FC Experts Blogs
January 9, 2008
Innovation: LEARN from Starbucks - Too Much of a Good Thing?
When it comes to customer experience, reliable rarely means exceptional. This is especially true at a Starbucks store. With all due respect to the dedicated evangelists of the ubiquitous company, having a cup of coffee can either be a utilitarian situation -- I’ve got to get coffee in me to wake up -- or extraordinary -- I want to go to that one store because the coffee is so good and the ambiance so different that I love spending time there.
Anywhere in between there is trouble on the horizon. The coffee is priced at several dollars above other chains, which could give the store an air of exclusivity with ample space to sit down with a friend. Yet the place is often packed with people ordering and the space to sit down is usually taken so the coffee is more often than not “to go”. This mix makes it an average experience, even though the brew is quite consistent in taste.
How many times do you go in, stand in line waiting after long and elaborate orders and fight other patrons for a seat at those prices before you start giving up some of the taste for convenience? How long before you meet in a less crowded, more exclusive place?
The coffee was supposedly so good, the opportunity so great, that customers kept filling the stores and stores kept opening on every corner. For the sake of efficiency, better machines where installed -- faster to make coffee, less interesting to look at while waiting. For the sake of greater food and coffee choices, the seating was sacrificed in many smaller stores -- more traffic, less stickiness of the brand experience, in an out.
It's not just the service that is average, but predictable. The coffee is the same way. Many coffee connoisseurs point out that Starbucks house coffees are actually fairly inexpensive blends, roasted a bit more than you'd expect. But there’s a reason for this: it keeps the coffee the same every time you drink it. Over-roasted Brazilian beans taste pretty much the same as an over-roasted bean from Mexico or Guatemala. Regardless of price and supply, each cup tastes just as you'd expect.
Predictability can be a double edged sword. It can put people in auto pilot, for example. Or it can lull a company into believing that all is well as its best customers start moving away. Predictability is the friend of complacency and taking things for granted -- on both sides of a relationship. Was Starbucks too much of a good thing? Maybe predictability is fine if you achieve success, then move on to innovate in another (or related) area.

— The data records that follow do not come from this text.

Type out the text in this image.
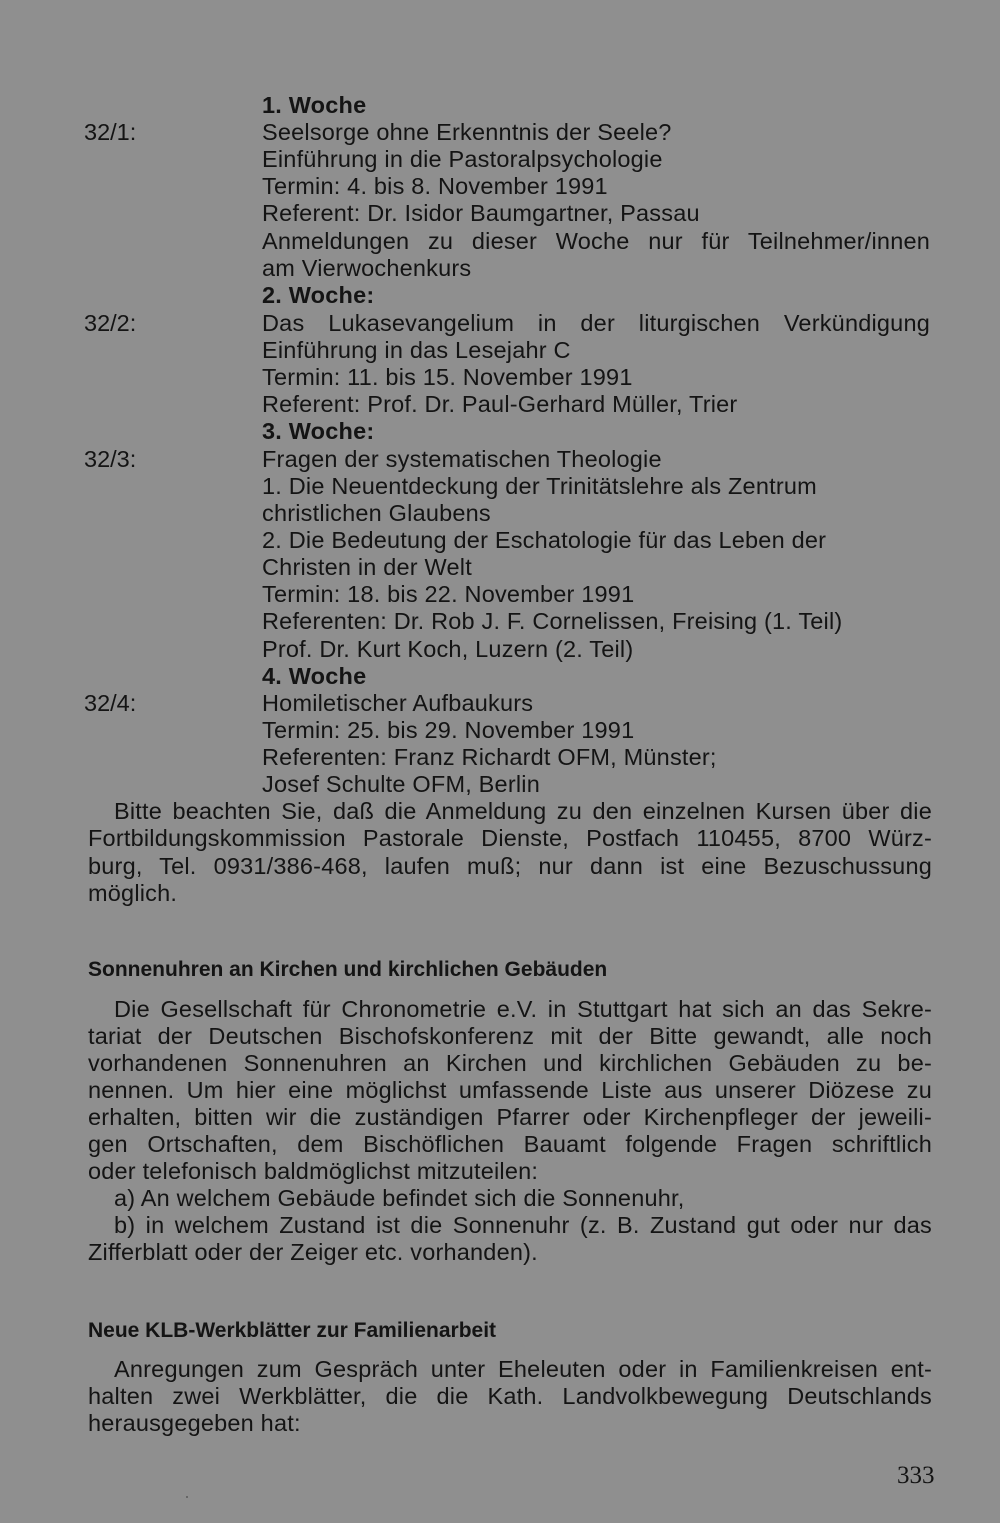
1. Woche
32/1:	Seelsorge ohne Erkenntnis der Seele?
Einführung in die Pastoralpsychologie
Termin: 4. bis 8. November 1991
Referent: Dr. Isidor Baumgartner, Passau
Anmeldungen zu dieser Woche nur für Teilnehmer/innen
am Vierwochenkurs
2. Woche:
32/2:	Das Lukasevangelium in der liturgischen Verkündigung
Einführung in das Lesejahr C
Termin: 11. bis 15. November 1991
Referent: Prof. Dr. Paul-Gerhard Müller, Trier
3. Woche:
32/3:	Fragen der systematischen Theologie
1. Die Neuentdeckung der Trinitätslehre als Zentrum
christlichen Glaubens
2. Die Bedeutung der Eschatologie für das Leben der
Christen in der Welt
Termin: 18. bis 22. November 1991
Referenten: Dr. Rob J. F. Cornelissen, Freising (1. Teil)
Prof. Dr. Kurt Koch, Luzern (2. Teil)
4. Woche
32/4:	Homiletischer Aufbaukurs
Termin: 25. bis 29. November 1991
Referenten: Franz Richardt OFM, Münster;
Josef Schulte OFM, Berlin
Bitte beachten Sie, daß die Anmeldung zu den einzelnen Kursen über die
Fortbildungskommission Pastorale Dienste, Postfach 110455, 8700 Würz-
burg, Tel. 0931/386-468, laufen muß; nur dann ist eine Bezuschussung
möglich.
Sonnenuhren an Kirchen und kirchlichen Gebäuden
Die Gesellschaft für Chronometrie e.V. in Stuttgart hat sich an das Sekre-
tariat der Deutschen Bischofskonferenz mit der Bitte gewandt, alle noch
vorhandenen Sonnenuhren an Kirchen und kirchlichen Gebäuden zu be-
nennen. Um hier eine möglichst umfassende Liste aus unserer Diözese zu
erhalten, bitten wir die zuständigen Pfarrer oder Kirchenpfleger der jeweili-
gen Ortschaften, dem Bischöflichen Bauamt folgende Fragen schriftlich
oder telefonisch baldmöglichst mitzuteilen:
a) An welchem Gebäude befindet sich die Sonnenuhr,
b) in welchem Zustand ist die Sonnenuhr (z. B. Zustand gut oder nur das
Zifferblatt oder der Zeiger etc. vorhanden).
Neue KLB-Werkblätter zur Familienarbeit
Anregungen zum Gespräch unter Eheleuten oder in Familienkreisen ent-
halten zwei Werkblätter, die die Kath. Landvolkbewegung Deutschlands
herausgegeben hat:
333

Valeria Maltoni • Conversation Agent • Philadelphia, PA • www.conversationagent.com
Posted by Valeria Maltoni at January 9, 2008 9:30 PM | Topic: innovation |
6 Comments


I am not a coffee drinker and don't particularly find paying 2 or 3 times as much for any product exclusive. I find it exploitive! Starbucks may have a great product and the fact that people will stand in line for what they provide says to me that there is a sucker born every minute.
The larger issue facing Starbucks, and any business that positions itself like this, is how long can or will it last? Free enterprise will find copy cat businesses piggy-backing Starbucks success and cropping up all around. Eventually the fad will change to another and Starbucks will take its place in the anals of American business innovators and the public will migrate to the next fad.
Remember the Sundries Fountains of the 50's and 60's? You might find a Retro-Restaurant doing this again, but it was replaced my Mickey D and his ilk. Mickey is still around and learned to change with the culture of the day. Starbucks could learn a few things from those who have made a fortune, literally and figuratively, from being the industry innovator.
Thank you for providing an example, Jay. I don't shop at Starbucks, but know many who do. Of course, it's easy for me to have comparisons, I am often back in my home town in Italy sipping coffee at my favorite cafes.
Maybe the next coffee experience will be at Mickey D. It will be interesting to see if there is innovation left in the market for coffee drinkers.
The coffee gods must have read your post!
I understand that Starbucks has announced a novel program in the Seattle market for $1.00 unlimited coffee!
How's that for an innovative shot across McD's bow?
Offering a low price with free refills, for a beverage that costs next to nothing to make, is hardly innovative. American diners have offered cheap coffee and free refills for a very long time.
As a Starbucks customer starting in early-90s Seattle, and since late 2000 in Philadelphia (though much less since I got my own espresso machine - much easier on the budget and usually better lattes) I could give you lengthy opinions on where they've gone awry. Let me instead sum it up like this: if Starbucks cannot rapidly stamp out the perception that their competition is McDonald's, they have a very serious problem.
I had responded to you, Carlos. but maybe my comment got caught in the spam filter :-)
Imagine what customers who have been paying more than $1.00 are thinking now... not a smart move to chase down the competition in my opinion.
I am with you on that, David. Instead of a machine, I use one of those manual things like I did in Italy. The espresso tastes good and is the right quantity for me.
When I get through the three books I am reading, I will crack open "Tribal Knowledge" by John Moore who spent eight years in marketing at Starbucks several years ago. In it, he talks about their corporate culture. Maybe I'll glean more than I have at his extensive body of posts on Brand Autopsy.